As with so many gimmicky fads intended to reduce global warming, environmentalists now exuberantly call out: “tax carbon!”
Taxation and tax avoidance are art forms wielded by skilled, precise practitioners, not the blunt tool of well-intentioned hopeful thinkers relying upon complex markets.
On balance, the current rough concept of taxing “carbon” is utterly flawed in so many ways it deserves some pointed attention. Space prevents a detailed exposition of the wide range of traps and perverse outcomes such a concept holds.
The stated overarching objective is to reduce global warming by placing a vaguely outlined tax on carbon. The expectation is that by increasing prices, a commensurate reduction will occur in consumption of carbon-based materials as combustible fuel for transportation and electricity, along with emissions of its combustion byproduct, carbon dioxide, a greenhouse gas.
While the tax code has been a refuge for scams, millionaires and mischief, it is also a way to create focus. A tax on carbon, one which is not focused on building physical assets and solutions to substitute for current carbon-based energy systems, is merely a waste of time and a way to divert wealth away from and delay the physical transformation which ultimately must occur.
To be clear, the revenue generated by a carbon tax is not destined to be directly used to build and deploy new equipment for electrification of transportation or decarbonizing electricity production, including new transmission and storage capabilities. That is left to the vagaries of “markets.”
A “tax on carbon” is most often described as attaching at the point “carbon” first enters the commercial process that eventually produces products for consumers and industrial use: at the mine or well head. This simplified accounting approach translates into increased prices at each stage of commerce, including a proportional increase in profit.
Follow the money! As a tax, it flows to the government. It will almost certainly end up diverted into special interest programs from poverty to debt reduction to military expenditures, police salaries, government buildings, schools, tax cuts for the wealthiest -- a la Grover Norquist, and into the great abyss of uses beyond normal humanity to anticipate.
Keep it coming! Worse, when governments derive spendable funds from taxing carbon, they become strongly invested in maintaining carbon’s continued use. In this way, even with some marginal reduction in use due to increased prices, the government and government employees indirectly become handmaidens for those who seek to extend the carbon-based status quo.
Some boldly suggest an impossible hypothetical in which tax revenues are collected by governments but magically bypass government coffers to be fully rebated directly back to consumers. This imagined approach has the bizarre consequence of both raising prices and simultaneously increasing consumer spending power to pay those increased prices. Again, this “circle of life” does nothing to efficiently produce and deploy the substitute energy, transmission or transportation technologies we urgently need.
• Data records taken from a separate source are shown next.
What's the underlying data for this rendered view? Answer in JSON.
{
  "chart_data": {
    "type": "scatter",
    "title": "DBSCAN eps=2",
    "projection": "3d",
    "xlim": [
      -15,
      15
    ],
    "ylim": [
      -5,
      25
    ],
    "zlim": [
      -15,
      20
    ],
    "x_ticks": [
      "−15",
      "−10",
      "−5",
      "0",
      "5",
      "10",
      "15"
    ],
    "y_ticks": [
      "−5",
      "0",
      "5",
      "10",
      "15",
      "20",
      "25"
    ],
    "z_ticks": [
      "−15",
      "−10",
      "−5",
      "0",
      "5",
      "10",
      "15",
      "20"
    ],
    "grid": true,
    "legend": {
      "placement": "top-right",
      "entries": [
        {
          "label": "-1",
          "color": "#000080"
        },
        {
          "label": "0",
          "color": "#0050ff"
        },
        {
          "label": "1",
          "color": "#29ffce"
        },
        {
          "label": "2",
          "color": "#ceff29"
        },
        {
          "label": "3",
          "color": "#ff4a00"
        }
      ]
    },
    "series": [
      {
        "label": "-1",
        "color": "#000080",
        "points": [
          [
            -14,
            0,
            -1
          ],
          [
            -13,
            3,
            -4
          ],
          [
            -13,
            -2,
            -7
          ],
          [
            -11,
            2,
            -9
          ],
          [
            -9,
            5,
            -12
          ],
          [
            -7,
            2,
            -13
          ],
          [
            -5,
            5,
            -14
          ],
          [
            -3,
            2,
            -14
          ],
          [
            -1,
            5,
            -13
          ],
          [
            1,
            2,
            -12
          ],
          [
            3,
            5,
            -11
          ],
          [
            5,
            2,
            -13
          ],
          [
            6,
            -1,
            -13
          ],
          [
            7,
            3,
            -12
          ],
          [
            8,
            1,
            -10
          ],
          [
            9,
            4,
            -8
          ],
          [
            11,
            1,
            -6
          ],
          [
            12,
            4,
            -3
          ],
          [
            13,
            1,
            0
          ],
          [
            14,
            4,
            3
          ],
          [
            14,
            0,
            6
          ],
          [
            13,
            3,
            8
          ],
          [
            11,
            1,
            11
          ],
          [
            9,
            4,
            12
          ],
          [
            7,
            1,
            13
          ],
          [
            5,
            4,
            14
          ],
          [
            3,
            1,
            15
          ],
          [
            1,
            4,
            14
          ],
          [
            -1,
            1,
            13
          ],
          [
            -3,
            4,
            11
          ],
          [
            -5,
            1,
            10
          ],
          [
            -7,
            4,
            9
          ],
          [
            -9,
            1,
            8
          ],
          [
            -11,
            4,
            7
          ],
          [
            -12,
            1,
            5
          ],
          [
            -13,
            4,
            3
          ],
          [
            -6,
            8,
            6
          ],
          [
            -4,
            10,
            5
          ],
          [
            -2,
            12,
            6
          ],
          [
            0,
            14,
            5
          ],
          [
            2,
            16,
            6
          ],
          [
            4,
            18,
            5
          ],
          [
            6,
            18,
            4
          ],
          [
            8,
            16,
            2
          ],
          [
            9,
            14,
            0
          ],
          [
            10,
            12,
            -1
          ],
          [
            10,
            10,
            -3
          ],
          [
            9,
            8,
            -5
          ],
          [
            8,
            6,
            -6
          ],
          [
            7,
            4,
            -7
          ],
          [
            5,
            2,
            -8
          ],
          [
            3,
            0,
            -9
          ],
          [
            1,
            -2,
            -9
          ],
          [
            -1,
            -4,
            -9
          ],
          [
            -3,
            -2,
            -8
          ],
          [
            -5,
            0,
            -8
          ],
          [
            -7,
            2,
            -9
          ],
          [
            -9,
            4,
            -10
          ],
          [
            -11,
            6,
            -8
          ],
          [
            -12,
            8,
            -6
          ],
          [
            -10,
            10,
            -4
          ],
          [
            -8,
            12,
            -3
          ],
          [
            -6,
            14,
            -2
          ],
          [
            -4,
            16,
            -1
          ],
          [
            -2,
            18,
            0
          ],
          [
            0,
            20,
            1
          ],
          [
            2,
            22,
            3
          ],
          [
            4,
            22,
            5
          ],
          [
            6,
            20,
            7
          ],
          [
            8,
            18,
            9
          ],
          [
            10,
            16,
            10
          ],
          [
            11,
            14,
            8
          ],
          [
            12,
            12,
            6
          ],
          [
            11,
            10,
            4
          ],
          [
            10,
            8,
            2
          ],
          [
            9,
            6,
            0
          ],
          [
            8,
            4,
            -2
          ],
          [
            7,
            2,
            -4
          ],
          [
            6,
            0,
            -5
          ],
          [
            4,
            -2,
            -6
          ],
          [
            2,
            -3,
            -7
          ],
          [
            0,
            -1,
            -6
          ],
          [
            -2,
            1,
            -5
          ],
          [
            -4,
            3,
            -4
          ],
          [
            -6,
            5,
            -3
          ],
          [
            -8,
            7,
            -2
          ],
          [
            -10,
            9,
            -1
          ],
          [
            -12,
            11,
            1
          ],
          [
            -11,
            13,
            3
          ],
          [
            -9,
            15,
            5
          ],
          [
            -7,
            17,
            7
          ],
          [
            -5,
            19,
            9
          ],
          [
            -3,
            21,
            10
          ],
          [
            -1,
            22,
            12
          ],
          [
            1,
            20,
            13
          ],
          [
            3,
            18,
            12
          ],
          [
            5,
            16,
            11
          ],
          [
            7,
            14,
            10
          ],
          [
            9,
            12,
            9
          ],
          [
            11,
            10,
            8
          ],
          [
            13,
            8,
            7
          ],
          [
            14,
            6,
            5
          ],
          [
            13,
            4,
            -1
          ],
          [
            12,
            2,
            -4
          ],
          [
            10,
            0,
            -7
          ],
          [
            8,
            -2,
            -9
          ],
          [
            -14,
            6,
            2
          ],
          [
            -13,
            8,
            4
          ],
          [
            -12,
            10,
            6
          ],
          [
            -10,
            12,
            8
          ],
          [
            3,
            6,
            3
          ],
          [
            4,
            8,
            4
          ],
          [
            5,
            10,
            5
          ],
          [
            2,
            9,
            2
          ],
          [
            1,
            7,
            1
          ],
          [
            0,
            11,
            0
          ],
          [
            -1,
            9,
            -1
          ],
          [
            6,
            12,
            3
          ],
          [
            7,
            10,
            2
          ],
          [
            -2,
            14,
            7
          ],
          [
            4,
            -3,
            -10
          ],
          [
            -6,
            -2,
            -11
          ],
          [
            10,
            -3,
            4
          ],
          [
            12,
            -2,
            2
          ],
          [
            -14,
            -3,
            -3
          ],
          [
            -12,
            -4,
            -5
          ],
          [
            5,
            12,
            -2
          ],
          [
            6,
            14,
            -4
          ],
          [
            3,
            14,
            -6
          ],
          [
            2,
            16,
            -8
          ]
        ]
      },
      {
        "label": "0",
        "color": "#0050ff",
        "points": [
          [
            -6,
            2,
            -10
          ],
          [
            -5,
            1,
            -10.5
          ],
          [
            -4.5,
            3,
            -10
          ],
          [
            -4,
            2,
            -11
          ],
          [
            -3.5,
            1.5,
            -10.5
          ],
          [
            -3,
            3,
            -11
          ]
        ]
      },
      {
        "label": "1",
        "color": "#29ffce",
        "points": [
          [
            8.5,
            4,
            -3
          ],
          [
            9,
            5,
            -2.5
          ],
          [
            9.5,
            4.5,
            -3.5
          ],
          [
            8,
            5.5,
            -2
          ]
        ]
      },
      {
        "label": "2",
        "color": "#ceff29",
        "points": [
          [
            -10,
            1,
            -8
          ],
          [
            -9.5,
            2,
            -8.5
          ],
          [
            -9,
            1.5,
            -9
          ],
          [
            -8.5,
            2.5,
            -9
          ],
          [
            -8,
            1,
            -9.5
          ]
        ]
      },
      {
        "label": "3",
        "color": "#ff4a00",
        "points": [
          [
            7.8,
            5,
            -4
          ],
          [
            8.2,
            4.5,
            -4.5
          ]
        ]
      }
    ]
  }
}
Taxing carbon increases consumer prices at the point of purchase and thus is regressive, most adversely affecting the poorest people.
Even assuming a tax on carbon will theoretically raise the price for all things and thus reduce some consumption, it will fail to solve our overarching problem because it diverts funds away from the needed solutions, thus diminishing the funds available for building the necessary modern, large-scale wind, geothermal and solar PV facilities needed to truly reduce greenhouse gas emissions.
Instead, the “market” is visualized as making up the difference to supply those facilities. Ordinary markets, however, provide what consumers can afford, and this tends to efficiently cut out the poor, especially as they struggle to pay for the status quo. Utilities and subsidies have traditionally bridged this gap.
More importantly, existing coal, natural gas, and oil interests can rapidly arbitrage or reduce their prices in order to off-set any increased price signal large enough to push a change in technology. When the price signal is relatively small, they can merely pass on the cost of any carbon tax in their prices, well aware that their current technology is already built and constitutes a sunk cost to be profitably expensed over the longest period possible. Increased fuel costs are a small part of the overall picture, and thus any realistic tax will have a relatively small effect, one absorbed entirely by consumers.
By example, current gasoline taxes are used to build roads. People continue to buy gasoline, even at increased retail prices, as they have no viable substitutes. Gas taxes are not ordinarily used for mass transit. This is precisely what will occur with a tax on carbon unless we focus on deploying real substitutes.
Only if carbon-tax revenues are narrowly and exclusively focused on actually decarbonizing electricity production by building and massively deploying large-scale wind, geothermal and solar PV facilities and electrifying transportation to the maximum extent possible, can the environmental objectives of a carbon tax succeed.